Personal information
- Full name: Ian James Capon
- Born: 23 January 1977 (age 49) Haverfordwest, Pembrokeshire, Wales
- Batting: Right-handed
- Bowling: Right-arm fast-medium

Domestic team information
- 2003–2004: Wales Minor Counties

Career statistics
| Competition | LA |
| Matches | 1 |
| Runs scored | – |
| Batting average | – |
| 100s/50s | –/– |
| Top score | – |
| Balls bowled | 24 |
| Wickets | 1 |
| Bowling average | 25.00 |
| 5 wickets in innings | – |
| 10 wickets in match | – |
| Best bowling | 1/25 |
| Catches/stumpings | –/– |
- Source: Cricinfo, 1 January 2011

= Ian Capon =

Welsh cricketer

Ian James Capon (born 23 January 1977) is a Welsh cricketer. Capon is a right-handed batsman who bowls right-arm fast-medium. He was born at Haverfordwest, Pembrokeshire.

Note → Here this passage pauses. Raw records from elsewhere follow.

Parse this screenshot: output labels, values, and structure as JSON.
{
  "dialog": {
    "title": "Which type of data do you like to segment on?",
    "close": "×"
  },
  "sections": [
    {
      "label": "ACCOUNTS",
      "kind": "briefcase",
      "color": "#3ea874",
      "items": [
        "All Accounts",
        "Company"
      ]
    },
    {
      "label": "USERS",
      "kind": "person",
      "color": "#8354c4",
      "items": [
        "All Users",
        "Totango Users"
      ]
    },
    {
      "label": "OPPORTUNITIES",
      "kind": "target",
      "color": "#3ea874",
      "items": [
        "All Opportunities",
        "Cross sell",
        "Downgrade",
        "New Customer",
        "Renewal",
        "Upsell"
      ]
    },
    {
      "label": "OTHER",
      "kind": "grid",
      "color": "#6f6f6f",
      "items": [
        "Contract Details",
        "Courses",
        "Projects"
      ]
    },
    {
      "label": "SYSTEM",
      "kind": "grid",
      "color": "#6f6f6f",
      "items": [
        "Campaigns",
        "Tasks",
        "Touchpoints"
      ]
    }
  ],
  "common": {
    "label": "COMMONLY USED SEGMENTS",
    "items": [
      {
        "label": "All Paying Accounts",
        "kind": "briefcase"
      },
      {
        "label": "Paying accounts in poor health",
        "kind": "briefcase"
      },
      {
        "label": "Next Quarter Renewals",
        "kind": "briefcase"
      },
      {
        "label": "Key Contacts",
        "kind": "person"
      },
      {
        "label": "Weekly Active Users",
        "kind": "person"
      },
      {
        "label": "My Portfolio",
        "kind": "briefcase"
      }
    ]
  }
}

Capon made his Minor Counties Championship debut for Wales Minor Counties in 2003 against Cornwall. He played 2 further Championship matches in 2003, against Shropshire and Oxfordshire. His played a single MCCA Knockout Trophy match for the team in 2005 against Berkshire. His only List A appearance for the team came in the 1st round of the 2004 Cheltenham & Gloucester Trophy against Denmark. The match was held in 2003. In the match he took a single wicket for the cost of 25 runs from 4 overs.

He previously played 2 Second XI Championship matches for the Glamorgan Second XI in 1995.